I whisper, “And he knows just the witchy girl to get him out of it.”
Chapter Nine
I let the thought sink in. A shiver runs through me like Hiram’s shadow is already blocking out my sun. Then someone clears his throat behind me, and I jump.
It’s Old Tug. “Sorry to interrupt,” he says. “I’ve been talking with my boys, and we ain’t in no hurry to accept this deal. Seems nefarious. Besides, if we wanted to spend our lives working for a rich man, with aught to show, we’d have stayed in Ohiya.”
Becky smiles bright enough to light the gloomy sky. “I’m so glad to hear that, Mr. Tug.”
He blinks, caught in her brilliance, but he collects himself quickly. “We think this Dilley fellow means business, though. I’d bet my last snuff he started them fires. So if we’re going to stay and prospect here, we need to do something about him.”
The Major steps forward. “I could not agree more, sir.”
“I’ll ask again,” Jefferson says. “What do we do?”

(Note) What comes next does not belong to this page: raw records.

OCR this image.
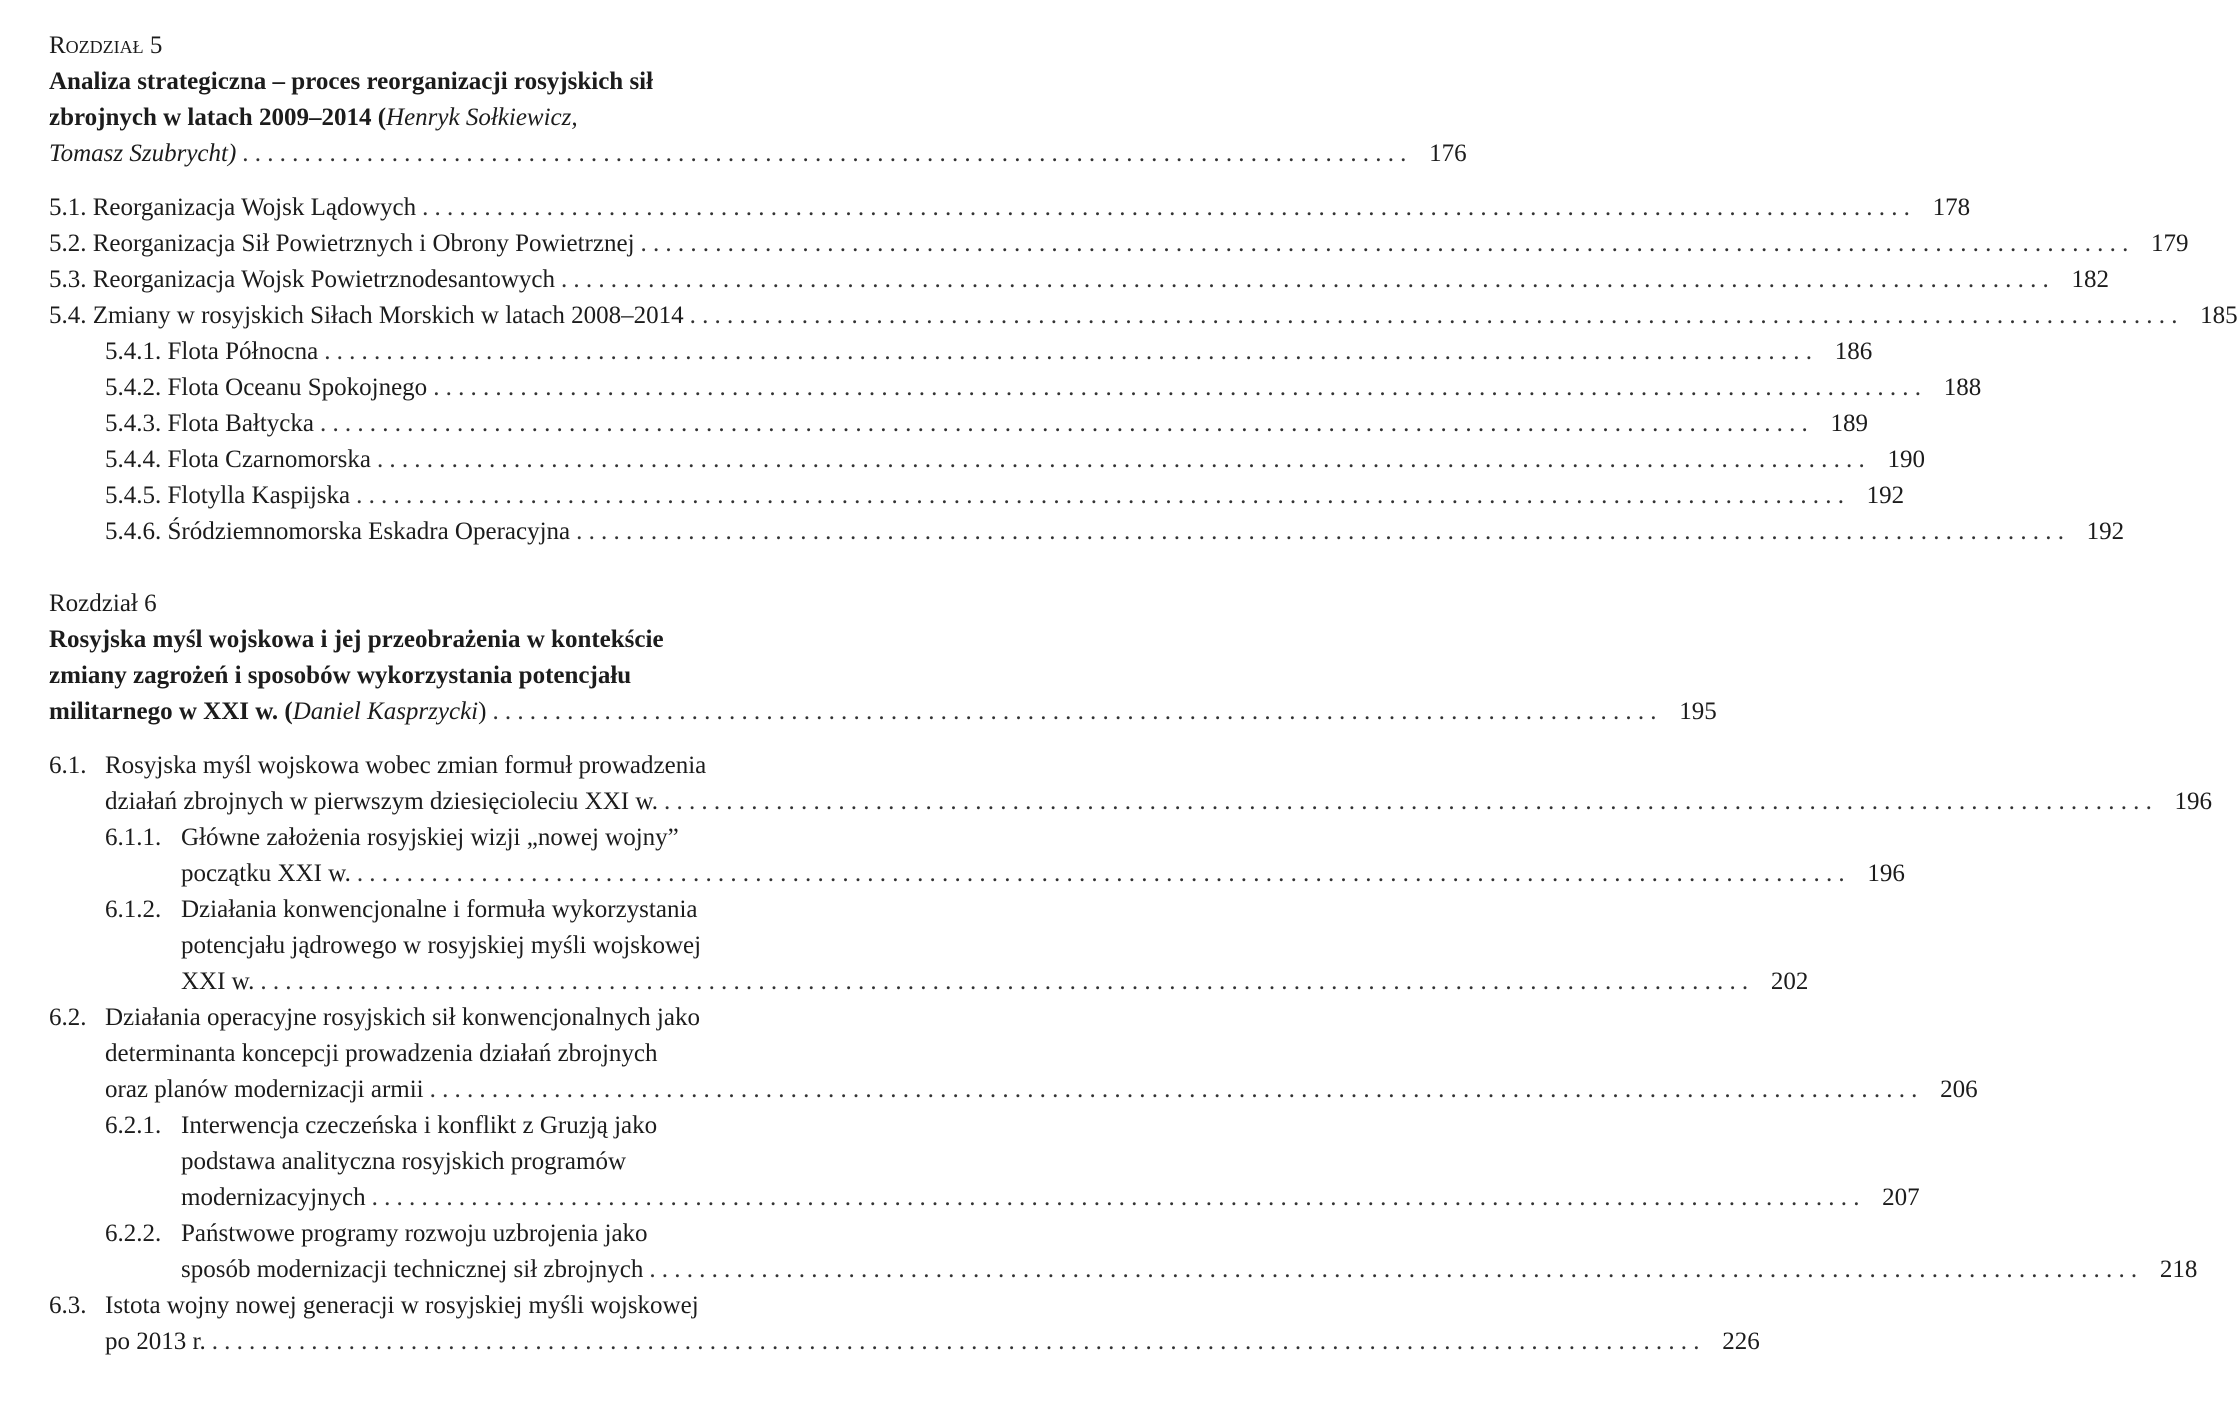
Rozdział 5
Analiza strategiczna – proces reorganizacji rosyjskich sił
zbrojnych w latach 2009–2014 (Henryk Sołkiewicz,
Tomasz Szubrycht) .............................................................................................. 176
5.1. Reorganizacja Wojsk Lądowych ........................................................................................................................ 178
5.2. Reorganizacja Sił Powietrznych i Obrony Powietrznej ........................................................................................................................ 179
5.3. Reorganizacja Wojsk Powietrznodesantowych ........................................................................................................................ 182
5.4. Zmiany w rosyjskich Siłach Morskich w latach 2008–2014 ........................................................................................................................ 185
5.4.1. Flota Północna ........................................................................................................................ 186
5.4.2. Flota Oceanu Spokojnego ........................................................................................................................ 188
5.4.3. Flota Bałtycka ........................................................................................................................ 189
5.4.4. Flota Czarnomorska ........................................................................................................................ 190
5.4.5. Flotylla Kaspijska ........................................................................................................................ 192
5.4.6. Śródziemnomorska Eskadra Operacyjna ........................................................................................................................ 192
Rozdział 6
Rosyjska myśl wojskowa i jej przeobrażenia w kontekście
zmiany zagrożeń i sposobów wykorzystania potencjału
militarnego w XXI w. (Daniel Kasprzycki) .............................................................................................. 195
6.1. Rosyjska myśl wojskowa wobec zmian formuł prowadzenia
działań zbrojnych w pierwszym dziesięcioleciu XXI w. ........................................................................................................................ 196
6.1.1. Główne założenia rosyjskiej wizji „nowej wojny”
początku XXI w. ........................................................................................................................ 196
6.1.2. Działania konwencjonalne i formuła wykorzystania
potencjału jądrowego w rosyjskiej myśli wojskowej
XXI w. ........................................................................................................................ 202
6.2. Działania operacyjne rosyjskich sił konwencjonalnych jako
determinanta koncepcji prowadzenia działań zbrojnych
oraz planów modernizacji armii ........................................................................................................................ 206
6.2.1. Interwencja czeczeńska i konflikt z Gruzją jako
podstawa analityczna rosyjskich programów
modernizacyjnych ........................................................................................................................ 207
6.2.2. Państwowe programy rozwoju uzbrojenia jako
sposób modernizacji technicznej sił zbrojnych ........................................................................................................................ 218
6.3. Istota wojny nowej generacji w rosyjskiej myśli wojskowej
po 2013 r. ........................................................................................................................ 226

Everyone starts throwing out ideas. Old Tug wants to find Frank Dilley and help him come to an accidental end, and even though the idea doesn’t set right in my gut, I can’t say I’d be sorry. Henry suggests we flee to Oregon Territory and give farming a go. “A good wheat crop is practically worth its weight in gold,” he says. “Maybe in Oregon we’d see the Robichauds again.”
Becky wants to build up the town, inviting more and more people to stay to increase our numbers. “He can’t take down a whole town, isn’t that right?”
The ideas come fast and fierce, but none of them are good enough.
“I’ll do it,” I yell, interrupting everyone. “I’ll do it.”
“Do what?” Becky says.
“Oh, no, you won’t,” Jefferson says.
“I’ll go to Sacramento.”
Everyone starts to protest, but I hold up a hand to forestall them.
“Not with Frank. I’ll go of my own accord. Maybe I’ll take a couple of you with me, if I get volunteers. I need to face my uncle, find out what’s going on. Maybe he’s working for someone else. If so, this person needs to be informed what kind of man my uncle really is. At the very least, if I leave, you’ll all be safe for a spell. It’ll buy us time to come up with a real plan.”
“No way, Lee,” says Jefferson, his voice low and furious. “Not a chance. Once your uncle has you, he’ll never let you go. And I . . . You can’t . . .” A muscle in his jaw twitches.